CROSS-VALIDATION ADJUSTMENT FOR MODEL SELECTION WITH CORRELATED DATA
Abstract
In the context of general linear models, often techniques are used with
an independence assumption. Unfortunately, this assumption often does not
hold in real data. Real data tends to have correlations in the errors which can
take a variety of structures in the form of a covariance/correlation matrices.

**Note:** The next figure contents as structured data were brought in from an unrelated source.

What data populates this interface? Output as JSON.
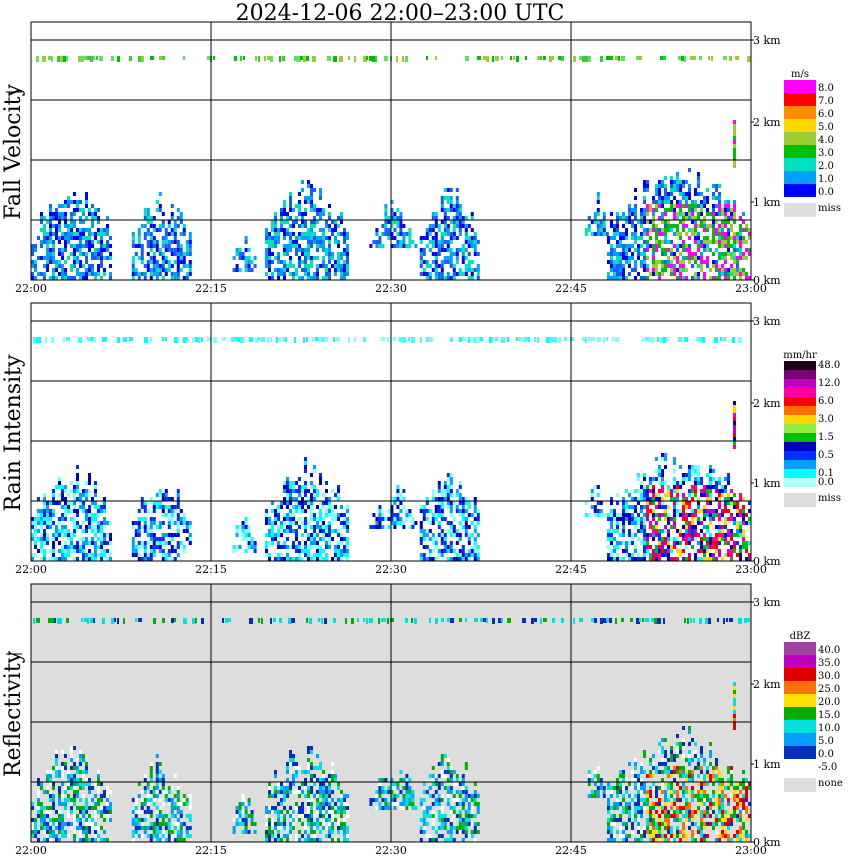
{
  "title": "2024-12-06   22:00–23:00 UTC",
  "chart_data": [
    {
      "type": "heatmap",
      "ylabel": "Fall Velocity",
      "x_ticks": [
        "22:00",
        "22:15",
        "22:30",
        "22:45",
        "23:00"
      ],
      "y_ticks": [
        "0 km",
        "1 km",
        "2 km",
        "3 km"
      ],
      "ylim_km": [
        0,
        3.2
      ],
      "grid": true,
      "background": "#ffffff",
      "legend": {
        "unit": "m/s",
        "levels": [
          {
            "label": "8.0",
            "color": "#ff00ff"
          },
          {
            "label": "7.0",
            "color": "#ff0000"
          },
          {
            "label": "6.0",
            "color": "#ff8c00"
          },
          {
            "label": "5.0",
            "color": "#ffd700"
          },
          {
            "label": "4.0",
            "color": "#9acd32"
          },
          {
            "label": "3.0",
            "color": "#00c000"
          },
          {
            "label": "2.0",
            "color": "#00e0c0"
          },
          {
            "label": "1.0",
            "color": "#00a0ff"
          },
          {
            "label": "0.0",
            "color": "#0000ff"
          }
        ],
        "miss_label": "miss",
        "miss_color": "#dddddd"
      },
      "top_band_colors": [
        "#00c000",
        "#30d030",
        "#60e060",
        "#9acd32"
      ],
      "body_colors": [
        "#0000ff",
        "#1060ff",
        "#00a0ff",
        "#00e0c0"
      ],
      "hot_colors": [
        "#00c000",
        "#9acd32",
        "#ff00ff"
      ]
    },
    {
      "type": "heatmap",
      "ylabel": "Rain Intensity",
      "x_ticks": [
        "22:00",
        "22:15",
        "22:30",
        "22:45",
        "23:00"
      ],
      "y_ticks": [
        "0 km",
        "1 km",
        "2 km",
        "3 km"
      ],
      "ylim_km": [
        0,
        3.2
      ],
      "grid": true,
      "background": "#ffffff",
      "legend": {
        "unit": "mm/hr",
        "levels": [
          {
            "label": "48.0",
            "color": "#1a001a"
          },
          {
            "label": "",
            "color": "#7a007a"
          },
          {
            "label": "12.0",
            "color": "#c000c0"
          },
          {
            "label": "",
            "color": "#ff00a0"
          },
          {
            "label": "6.0",
            "color": "#ff0000"
          },
          {
            "label": "",
            "color": "#ff7000"
          },
          {
            "label": "3.0",
            "color": "#ffd700"
          },
          {
            "label": "",
            "color": "#90ee40"
          },
          {
            "label": "1.5",
            "color": "#00c000"
          },
          {
            "label": "",
            "color": "#0000c0"
          },
          {
            "label": "0.5",
            "color": "#0030ff"
          },
          {
            "label": "",
            "color": "#00a0ff"
          },
          {
            "label": "0.1",
            "color": "#00ffff"
          },
          {
            "label": "0.0",
            "color": "#b0ffff"
          }
        ],
        "miss_label": "miss",
        "miss_color": "#dddddd"
      },
      "top_band_colors": [
        "#00ffff",
        "#40ffff",
        "#80ffff"
      ],
      "body_colors": [
        "#00ffff",
        "#80ffff",
        "#00a0ff",
        "#0030ff",
        "#0000c0"
      ],
      "hot_colors": [
        "#ff0000",
        "#ff00a0",
        "#c000c0",
        "#ffd700",
        "#00c000",
        "#0000c0"
      ]
    },
    {
      "type": "heatmap",
      "ylabel": "Reflectivity",
      "x_ticks": [
        "22:00",
        "22:15",
        "22:30",
        "22:45",
        "23:00"
      ],
      "y_ticks": [
        "0 km",
        "1 km",
        "2 km",
        "3 km"
      ],
      "ylim_km": [
        0,
        3.2
      ],
      "grid": true,
      "background": "#dddddd",
      "legend": {
        "unit": "dBZ",
        "levels": [
          {
            "label": "40.0",
            "color": "#a040a0"
          },
          {
            "label": "35.0",
            "color": "#c000c0"
          },
          {
            "label": "30.0",
            "color": "#e00000"
          },
          {
            "label": "25.0",
            "color": "#ff7000"
          },
          {
            "label": "20.0",
            "color": "#ffe000"
          },
          {
            "label": "15.0",
            "color": "#00b000"
          },
          {
            "label": "10.0",
            "color": "#00e0e0"
          },
          {
            "label": "5.0",
            "color": "#00a0ff"
          },
          {
            "label": "0.0",
            "color": "#0030c0"
          },
          {
            "label": "-5.0",
            "color": "#ffffff"
          }
        ],
        "miss_label": "none",
        "miss_color": "#dddddd"
      },
      "top_band_colors": [
        "#00b000",
        "#00e0e0",
        "#0030c0"
      ],
      "body_colors": [
        "#0030c0",
        "#00a0ff",
        "#00e0e0",
        "#00b000",
        "#ffffff"
      ],
      "hot_colors": [
        "#ffe000",
        "#ff7000",
        "#e00000",
        "#00b000",
        "#00e0e0"
      ]
    }
  ]
}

In this research we are primarily focused on the blocked correlation structures,
phylogenetic tree structures. These correlation matrices arise in hierarchical
models and come from phylogenetic modelling of trait evolution. Our research
proposes an adjustment to cross-validation in the case of correlated data. We
will produce a variety of candidate models and test how well our techniques
do at selecting the true model from the set of candidate models. This research
is focused on cross-validation techniques for model selection. Cross-validation
techniques are focused on re-sampling data over K number of folds into training
and testing samples. Historically, methods such as cross-validation account for
the dependent data by transforming the data after the splitting of training and
testing data. Our research looks at transforming our data with a square-root
inverse covariance (V^−1/2) matrix transformation that is applied prior to the
sampling. We calculate a measure known as Expected Predictive Log Density
(EPLD) and it is used to measure predictive accuracy across the folds. The
loss function is applied on a variety of models. In the research we show the
relationship between EPLD and square error loss, and argue that SSE can be
used as the selection criterion for blocked models.